Cette semaine, j’ai eu le privilège de visiter les coulisses du Cirque du Soleil, où j’ai pu voir l’envers du décor du spectacle OVO, dans sa version totalement renouvelée pour 2024. Entre costumes fascinants, discussions avec les artistes et découvertes des nouveautés acrobatiques, j’ai eu un aperçu exclusif de ce chef-d’œuvre qui s’apprête à enchanter le public.

Une scénographie entièrement revisitée
Sous la supervision du scénographe Gringo Cardia, OVO se dote d’un tout nouvel univers visuel. J’ai d’ailleurs été frappée par la grandeur des éléments scénographiques : d’immenses fleurs (hibiscus de 4 à 5 mètres de hauteur) et des feuilles mobiles recouvrent la scène comme une véritable canopée. La scénographie ne se contente pas de recréer la nature : elle en devient une extension artistique, immersive et spectaculaire.
Lors du spectacle, le public pourra apprécier les projections vidéo inédites qui ajouteront une profondeur saisissante à l’œuvre : les jeux de lumière et de textures donneront vie au décor, transformant chaque la scène en une peinture animée.

Des numéros inédits qui repoussent les limites
Pendant ma visite, j’ai pu échanger avec l’un des artistes jouant le rôle d’un criquet.
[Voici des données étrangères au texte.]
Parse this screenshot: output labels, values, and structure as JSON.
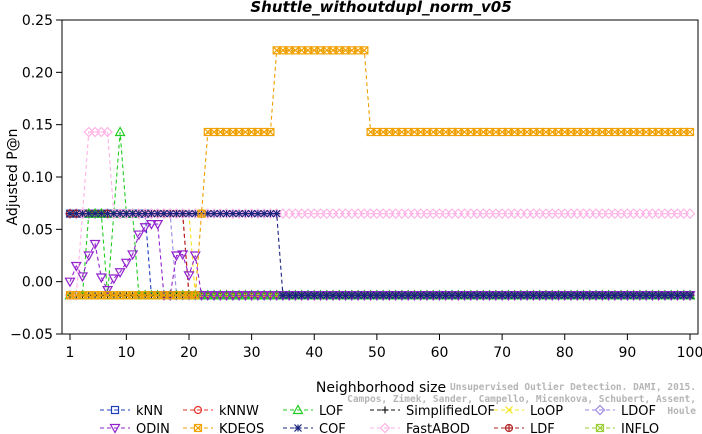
{
  "chart_data": {
    "type": "line",
    "title": "Shuttle_withoutdupl_norm_v05",
    "xlabel": "Neighborhood size",
    "ylabel": "Adjusted P@n",
    "xlim": [
      1,
      100
    ],
    "ylim": [
      -0.05,
      0.25
    ],
    "xticks": [
      "1",
      "10",
      "20",
      "30",
      "40",
      "50",
      "60",
      "70",
      "80",
      "90",
      "100"
    ],
    "yticks": [
      "−0.05",
      "0.00",
      "0.05",
      "0.10",
      "0.15",
      "0.20",
      "0.25"
    ],
    "grid": false,
    "legend_position": "bottom",
    "series": [
      {
        "name": "kNN",
        "color": "#1f3fbf",
        "marker": "square",
        "segments": [
          [
            1,
            0.065
          ],
          [
            13,
            0.065
          ],
          [
            14,
            -0.013
          ],
          [
            100,
            -0.013
          ]
        ]
      },
      {
        "name": "kNNW",
        "color": "#e8322a",
        "marker": "circle",
        "segments": [
          [
            1,
            0.065
          ],
          [
            19,
            0.065
          ],
          [
            20,
            -0.013
          ],
          [
            100,
            -0.013
          ]
        ]
      },
      {
        "name": "LOF",
        "color": "#22cc22",
        "marker": "triangle-up",
        "points": [
          [
            1,
            -0.013
          ],
          [
            2,
            -0.013
          ],
          [
            3,
            -0.013
          ],
          [
            4,
            0.065
          ],
          [
            5,
            0.065
          ],
          [
            6,
            0.065
          ],
          [
            7,
            -0.013
          ],
          [
            8,
            0.065
          ],
          [
            9,
            0.143
          ],
          [
            10,
            0.065
          ],
          [
            11,
            0.065
          ],
          [
            12,
            -0.013
          ]
        ],
        "segments": [
          [
            12,
            -0.013
          ],
          [
            100,
            -0.013
          ]
        ]
      },
      {
        "name": "SimplifiedLOF",
        "color": "#111111",
        "marker": "plus",
        "segments": [
          [
            1,
            -0.013
          ],
          [
            100,
            -0.013
          ]
        ]
      },
      {
        "name": "LoOP",
        "color": "#f5e61a",
        "marker": "x",
        "segments": [
          [
            1,
            0.065
          ],
          [
            20,
            0.065
          ],
          [
            21,
            -0.013
          ],
          [
            100,
            -0.013
          ]
        ]
      },
      {
        "name": "LDOF",
        "color": "#9a86e6",
        "marker": "diamond",
        "segments": [
          [
            1,
            0.065
          ],
          [
            17,
            0.065
          ],
          [
            18,
            -0.013
          ],
          [
            100,
            -0.013
          ]
        ]
      },
      {
        "name": "ODIN",
        "color": "#9122cc",
        "marker": "triangle-down",
        "points": [
          [
            1,
            0.0
          ],
          [
            2,
            0.015
          ],
          [
            3,
            0.005
          ],
          [
            4,
            0.025
          ],
          [
            5,
            0.036
          ],
          [
            6,
            0.004
          ],
          [
            7,
            -0.008
          ],
          [
            8,
            0.003
          ],
          [
            9,
            0.009
          ],
          [
            10,
            0.018
          ],
          [
            11,
            0.026
          ],
          [
            12,
            0.045
          ],
          [
            13,
            0.052
          ],
          [
            14,
            0.055
          ],
          [
            15,
            0.055
          ],
          [
            16,
            -0.013
          ],
          [
            17,
            -0.013
          ],
          [
            18,
            0.025
          ],
          [
            19,
            0.026
          ],
          [
            20,
            0.006
          ],
          [
            21,
            0.025
          ],
          [
            22,
            -0.013
          ]
        ],
        "segments": [
          [
            22,
            -0.013
          ],
          [
            100,
            -0.013
          ]
        ]
      },
      {
        "name": "KDEOS",
        "color": "#f0a000",
        "marker": "square-x",
        "segments": [
          [
            1,
            -0.013
          ],
          [
            21,
            -0.013
          ],
          [
            22,
            0.065
          ],
          [
            23,
            0.143
          ],
          [
            33,
            0.143
          ],
          [
            34,
            0.221
          ],
          [
            48,
            0.221
          ],
          [
            49,
            0.143
          ],
          [
            100,
            0.143
          ]
        ]
      },
      {
        "name": "COF",
        "color": "#1a237e",
        "marker": "asterisk",
        "segments": [
          [
            1,
            0.065
          ],
          [
            34,
            0.065
          ],
          [
            35,
            -0.013
          ],
          [
            100,
            -0.013
          ]
        ]
      },
      {
        "name": "FastABOD",
        "color": "#ffb3e6",
        "marker": "diamond",
        "points": [
          [
            1,
            -0.013
          ],
          [
            2,
            -0.013
          ],
          [
            3,
            0.065
          ],
          [
            4,
            0.143
          ],
          [
            5,
            0.143
          ],
          [
            6,
            0.143
          ],
          [
            7,
            0.143
          ],
          [
            8,
            0.065
          ]
        ],
        "segments": [
          [
            8,
            0.065
          ],
          [
            100,
            0.065
          ]
        ]
      },
      {
        "name": "LDF",
        "color": "#b22222",
        "marker": "circle-plus",
        "segments": [
          [
            1,
            0.065
          ],
          [
            19,
            0.065
          ],
          [
            20,
            -0.013
          ],
          [
            100,
            -0.013
          ]
        ]
      },
      {
        "name": "INFLO",
        "color": "#9acd32",
        "marker": "square-x",
        "segments": [
          [
            1,
            -0.013
          ],
          [
            100,
            -0.013
          ]
        ]
      }
    ]
  },
  "credit_line1": "Unsupervised Outlier Detection. DAMI, 2015.",
  "credit_line2": "Campos, Zimek, Sander, Campello, Micenkova, Schubert, Assent, Houle"
}
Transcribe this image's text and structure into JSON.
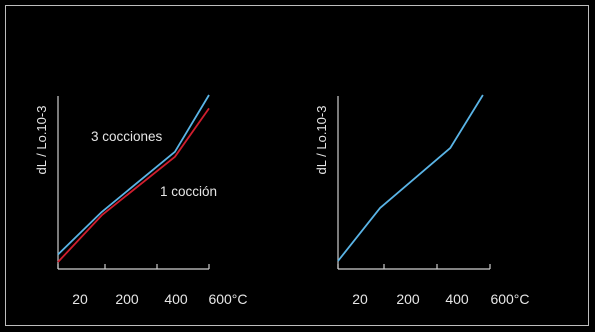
{
  "chart_data": [
    {
      "type": "line",
      "ylabel": "dL / Lo.10-3",
      "x_tick_labels": [
        "20",
        "200",
        "400",
        "600°C"
      ],
      "series": [
        {
          "name": "3 cocciones",
          "color": "#5ab4e6",
          "points": [
            [
              0,
              0.045
            ],
            [
              0.45,
              0.3
            ],
            [
              1.2,
              0.66
            ],
            [
              1.55,
              1.0
            ]
          ]
        },
        {
          "name": "1 cocción",
          "color": "#d01e2e",
          "points": [
            [
              0,
              0.0
            ],
            [
              0.45,
              0.28
            ],
            [
              1.2,
              0.63
            ],
            [
              1.55,
              0.92
            ]
          ]
        }
      ]
    },
    {
      "type": "line",
      "ylabel": "dL / Lo.10-3",
      "x_tick_labels": [
        "20",
        "200",
        "400",
        "600°C"
      ],
      "series": [
        {
          "color": "#5ab4e6",
          "points": [
            [
              0,
              0.0
            ],
            [
              0.45,
              0.32
            ],
            [
              1.2,
              0.68
            ],
            [
              1.55,
              1.0
            ]
          ]
        }
      ]
    }
  ]
}
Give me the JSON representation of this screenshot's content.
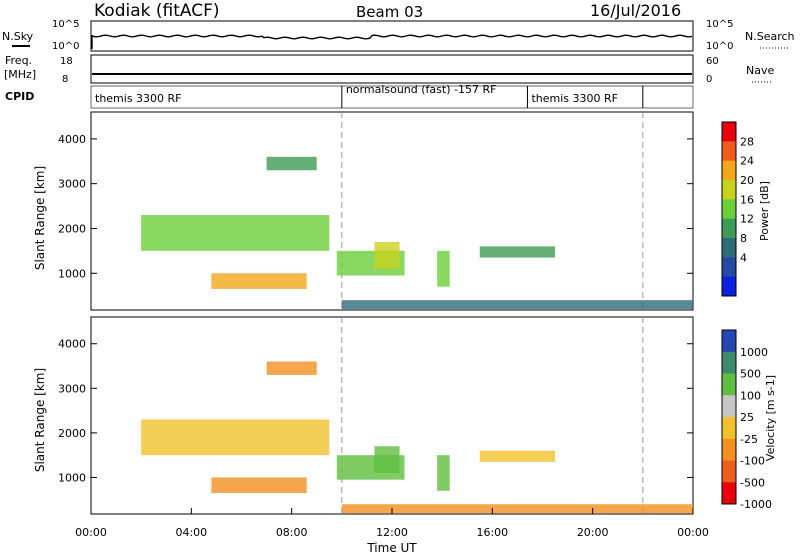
{
  "header": {
    "station": "Kodiak (fitACF)",
    "beam": "Beam 03",
    "date": "16/Jul/2016"
  },
  "top_panels": {
    "nsky_label": "N.Sky",
    "nsky_ticks": [
      "10^5",
      "10^0"
    ],
    "nsearch_label": "N.Search",
    "nsearch_ticks": [
      "10^5",
      "10^0"
    ],
    "freq_label": "Freq.",
    "freq_unit": "[MHz]",
    "freq_ticks": [
      "18",
      "8"
    ],
    "nave_label": "Nave",
    "nave_ticks": [
      "60",
      "0"
    ],
    "cpid_label": "CPID",
    "cpid_segments": [
      {
        "start_hour": 0,
        "end_hour": 10,
        "label": "themis 3300 RF"
      },
      {
        "start_hour": 10,
        "end_hour": 17.4,
        "label": "normalsound (fast) -157 RF"
      },
      {
        "start_hour": 17.4,
        "end_hour": 22,
        "label": "themis 3300 RF"
      }
    ]
  },
  "axes": {
    "ylabel": "Slant Range [km]",
    "xlabel": "Time UT",
    "y_ticks": [
      "4000",
      "3000",
      "2000",
      "1000"
    ],
    "x_ticks": [
      "00:00",
      "04:00",
      "08:00",
      "12:00",
      "16:00",
      "20:00",
      "00:00"
    ]
  },
  "power_colorbar": {
    "label": "Power [dB]",
    "ticks": [
      "28",
      "24",
      "20",
      "16",
      "12",
      "8",
      "4"
    ],
    "colors": [
      "#e8000b",
      "#f05a1a",
      "#f3a81b",
      "#c9d11f",
      "#6ccf3a",
      "#3e9b55",
      "#2f6c7a",
      "#254aa5",
      "#0d1fe0"
    ]
  },
  "velocity_colorbar": {
    "label": "Velocity [m s-1]",
    "ticks": [
      "1000",
      "500",
      "100",
      "25",
      "-25",
      "-100",
      "-500",
      "-1000"
    ],
    "colors": [
      "#2347b3",
      "#3d8a6e",
      "#5fbf3f",
      "#c6c6c6",
      "#f1c02c",
      "#f29021",
      "#ee5f1e",
      "#e8000b"
    ]
  },
  "chart_data": [
    {
      "type": "heatmap",
      "title": "Power",
      "xlabel": "Time UT",
      "ylabel": "Slant Range [km]",
      "xlim": [
        0,
        24
      ],
      "ylim": [
        180,
        4600
      ],
      "regions": [
        {
          "t0": 2.0,
          "t1": 9.5,
          "r0": 1500,
          "r1": 2300,
          "value_db": 13
        },
        {
          "t0": 4.8,
          "t1": 8.6,
          "r0": 650,
          "r1": 1000,
          "value_db": 20
        },
        {
          "t0": 9.8,
          "t1": 12.5,
          "r0": 950,
          "r1": 1500,
          "value_db": 11
        },
        {
          "t0": 11.3,
          "t1": 12.3,
          "r0": 1100,
          "r1": 1700,
          "value_db": 16
        },
        {
          "t0": 13.8,
          "t1": 14.3,
          "r0": 700,
          "r1": 1500,
          "value_db": 14
        },
        {
          "t0": 15.5,
          "t1": 18.5,
          "r0": 1350,
          "r1": 1600,
          "value_db": 8
        },
        {
          "t0": 7.0,
          "t1": 9.0,
          "r0": 3300,
          "r1": 3600,
          "value_db": 10
        },
        {
          "t0": 10.0,
          "t1": 24.0,
          "r0": 200,
          "r1": 400,
          "value_db": 6
        }
      ]
    },
    {
      "type": "heatmap",
      "title": "Velocity",
      "xlabel": "Time UT",
      "ylabel": "Slant Range [km]",
      "xlim": [
        0,
        24
      ],
      "ylim": [
        180,
        4600
      ],
      "regions": [
        {
          "t0": 2.0,
          "t1": 9.5,
          "r0": 1500,
          "r1": 2300,
          "value_ms": 0
        },
        {
          "t0": 4.8,
          "t1": 8.6,
          "r0": 650,
          "r1": 1000,
          "value_ms": -60
        },
        {
          "t0": 9.8,
          "t1": 12.5,
          "r0": 950,
          "r1": 1500,
          "value_ms": 120
        },
        {
          "t0": 11.3,
          "t1": 12.3,
          "r0": 1100,
          "r1": 1700,
          "value_ms": 300
        },
        {
          "t0": 13.8,
          "t1": 14.3,
          "r0": 700,
          "r1": 1500,
          "value_ms": 150
        },
        {
          "t0": 15.5,
          "t1": 18.5,
          "r0": 1350,
          "r1": 1600,
          "value_ms": 0
        },
        {
          "t0": 7.0,
          "t1": 9.0,
          "r0": 3300,
          "r1": 3600,
          "value_ms": -60
        },
        {
          "t0": 10.0,
          "t1": 24.0,
          "r0": 200,
          "r1": 400,
          "value_ms": -40
        }
      ]
    }
  ]
}
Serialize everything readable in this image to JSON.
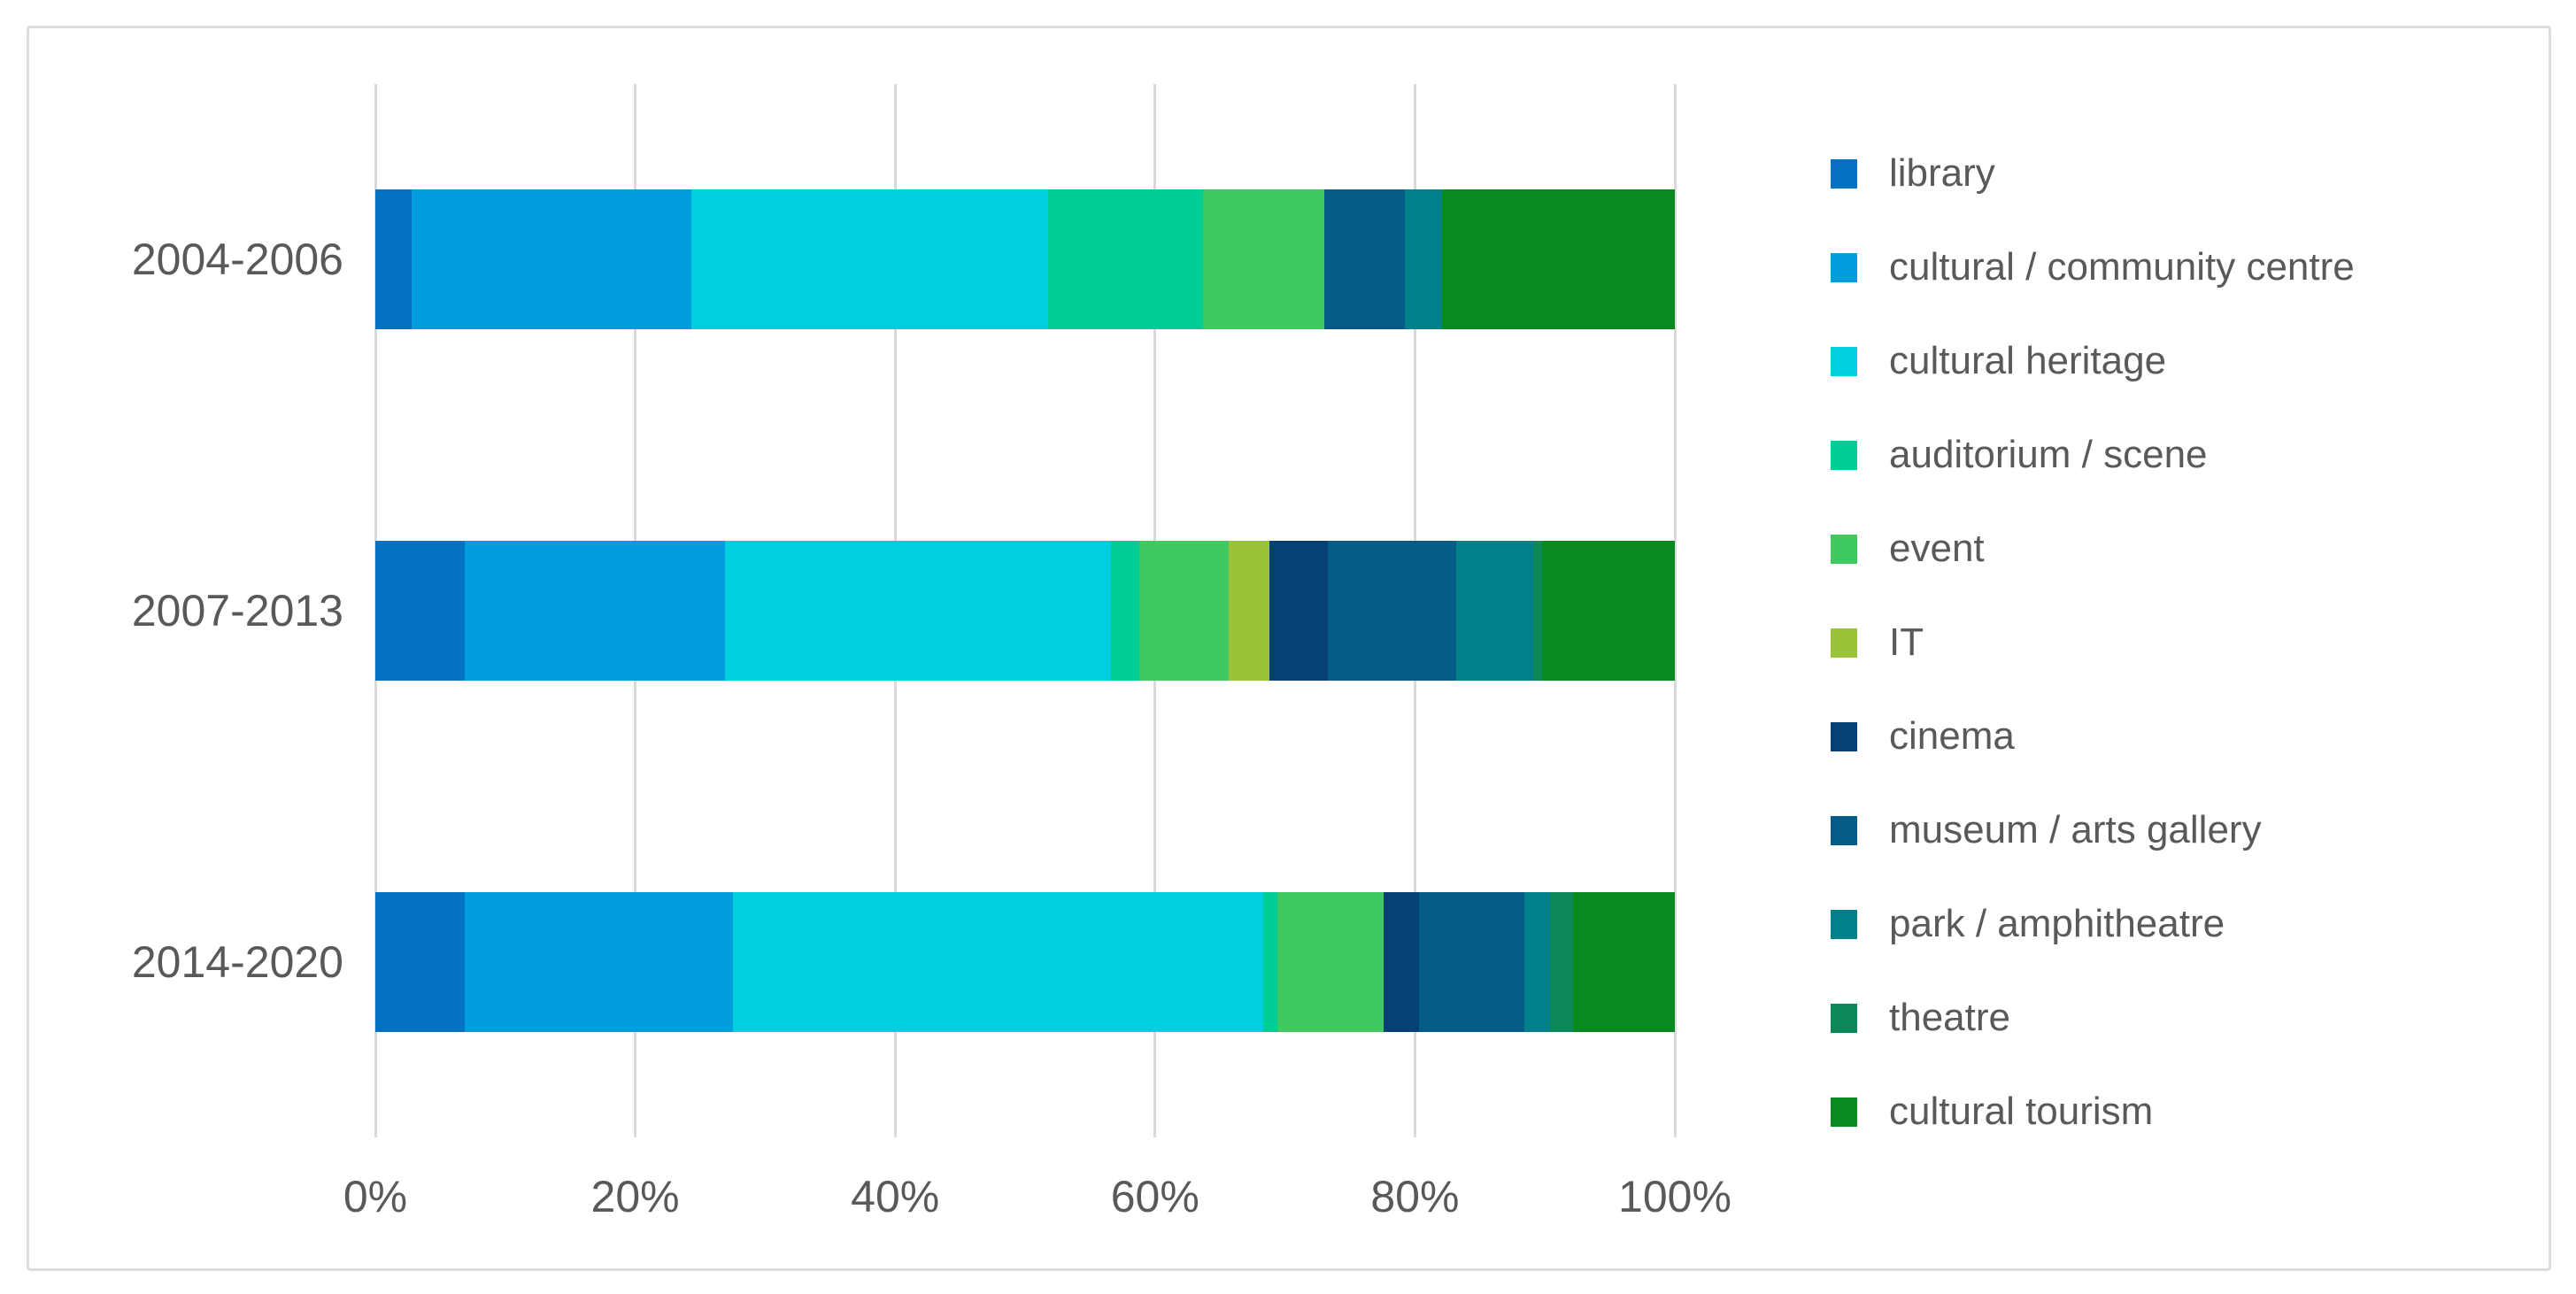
{
  "chart_data": {
    "type": "bar",
    "orientation": "horizontal",
    "stacked": true,
    "unit": "percent",
    "title": "",
    "xlabel": "",
    "ylabel": "",
    "categories": [
      "2004-2006",
      "2007-2013",
      "2014-2020"
    ],
    "series": [
      {
        "name": "library",
        "color": "#0670C2",
        "values": [
          2.8,
          6.9,
          6.9
        ]
      },
      {
        "name": "cultural / community centre",
        "color": "#009DDE",
        "values": [
          21.5,
          20.0,
          20.6
        ]
      },
      {
        "name": "cultural heritage",
        "color": "#00CFDD",
        "values": [
          27.5,
          29.7,
          40.8
        ]
      },
      {
        "name": "auditorium / scene",
        "color": "#00CC95",
        "values": [
          11.9,
          2.2,
          1.1
        ]
      },
      {
        "name": "event",
        "color": "#3FC95F",
        "values": [
          9.3,
          6.9,
          8.2
        ]
      },
      {
        "name": "IT",
        "color": "#9AC339",
        "values": [
          0,
          3.1,
          0
        ]
      },
      {
        "name": "cinema",
        "color": "#064075",
        "values": [
          0,
          4.5,
          2.7
        ]
      },
      {
        "name": "museum / arts gallery",
        "color": "#055C84",
        "values": [
          6.2,
          9.9,
          8.1
        ]
      },
      {
        "name": "park / amphitheatre",
        "color": "#02808A",
        "values": [
          2.9,
          5.9,
          2.0
        ]
      },
      {
        "name": "theatre",
        "color": "#0B8858",
        "values": [
          0,
          0.7,
          1.8
        ]
      },
      {
        "name": "cultural tourism",
        "color": "#088A1E",
        "values": [
          17.9,
          10.2,
          7.8
        ]
      }
    ],
    "x_axis": {
      "ticks": [
        "0%",
        "20%",
        "40%",
        "60%",
        "80%",
        "100%"
      ],
      "range": [
        0,
        100
      ],
      "grid": true
    },
    "legend_position": "right",
    "text_color": "#595959",
    "grid_color": "#D9D9D9",
    "frame_color": "#DCDCDC",
    "background_color": "#FFFFFF"
  }
}
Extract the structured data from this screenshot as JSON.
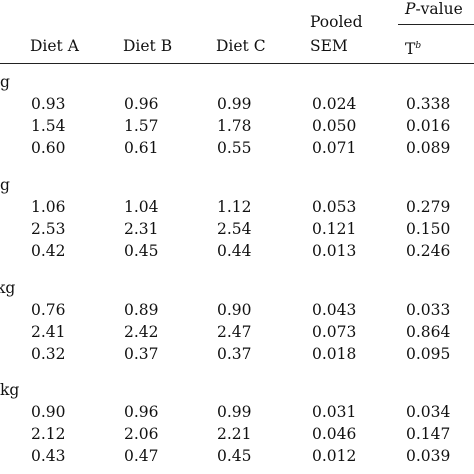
{
  "header": {
    "pooled": "Pooled",
    "sem": "SEM",
    "pvalue_italic": "P",
    "pvalue_rest": "-value",
    "diet_a": "Diet A",
    "diet_b": "Diet B",
    "diet_c": "Diet C",
    "t": "T",
    "t_sup": "b"
  },
  "sections": [
    {
      "label": "g",
      "rows": [
        [
          "0.93",
          "0.96",
          "0.99",
          "0.024",
          "0.338"
        ],
        [
          "1.54",
          "1.57",
          "1.78",
          "0.050",
          "0.016"
        ],
        [
          "0.60",
          "0.61",
          "0.55",
          "0.071",
          "0.089"
        ]
      ]
    },
    {
      "label": "g",
      "rows": [
        [
          "1.06",
          "1.04",
          "1.12",
          "0.053",
          "0.279"
        ],
        [
          "2.53",
          "2.31",
          "2.54",
          "0.121",
          "0.150"
        ],
        [
          "0.42",
          "0.45",
          "0.44",
          "0.013",
          "0.246"
        ]
      ]
    },
    {
      "label": "kg",
      "rows": [
        [
          "0.76",
          "0.89",
          "0.90",
          "0.043",
          "0.033"
        ],
        [
          "2.41",
          "2.42",
          "2.47",
          "0.073",
          "0.864"
        ],
        [
          "0.32",
          "0.37",
          "0.37",
          "0.018",
          "0.095"
        ]
      ]
    },
    {
      "label": "kg",
      "rows": [
        [
          "0.90",
          "0.96",
          "0.99",
          "0.031",
          "0.034"
        ],
        [
          "2.12",
          "2.06",
          "2.21",
          "0.046",
          "0.147"
        ],
        [
          "0.43",
          "0.47",
          "0.45",
          "0.012",
          "0.039"
        ]
      ]
    }
  ]
}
Entre deux répétitions, il m’a raconté les nouveautés autour de son rôle ainsi que les acrobaties auxquelles le public pourra s’attendre, ça promet !
Toujours parmi les nouveautés marquantes, trois nouveaux numéros acrobatiques viennent enrichir le spectacle :
- Filet aérien : Un papillon de nuit lutte délicatement contre une toile d’araignée scintillante tout en subtilité et en émotions.
- Diabolo : Dans une atmosphère feutrée, un scarabée solitaire manipule avec une précision hypnotique son diabolo, jouant avec l’ombre et la lumière pour créer une danse lumineuse.
- Mâts chinois : Les puces acrobatiques sautent avec une agilité époustouflante de mât en mât, défiant les lois de la gravité.

Des costumes inspirés par la nature
Lors de ma visite, j’ai également pu admirer de près les costumes imaginés par Liz Vandal. Chaque pièce est une œuvre d’art : les textures évoquent à la fois la fragilité des ailes de papillon et la solidité des carapaces d’insectes.
Les costumes des criquets, en particulier, sont fascinants : combinant rigidité et flexibilité, ils ont nécessité plus de 75 heures de travail pour être réalisés. Tout, jusqu’aux antennes, est pensé pour amplifier l’illusion et transformer l’artiste en insecte.

Une bande-son réinventée
La musique, dirigée par Berna Ceppas, conserve son ADN brésilien mais intègre des compositions inédites pour accompagner les nouveaux numéros, comme le filet aérien et le diabolo. Les sons d’insectes enregistrés dans la nature se mêlent aux percussions et aux mélodies, créant une ambiance immersive qui fait vibrer chaque tableau.
Ce dialogue constant entre musique et acrobaties est l’un des grands atouts d’OVO. Avec cette nouvelle version, OVO dépasse ses propres frontières. Plus qu’une simple reprise, c’est une redécouverte totale, une célébration de la biodiversité et de l’énergie vitale qui anime le monde des insectes. La richesse des détails, qu’il s’agisse des costumes, de la scénographie ou des numéros, témoigne du soin apporté par toute l’équipe pour offrir une expérience unique.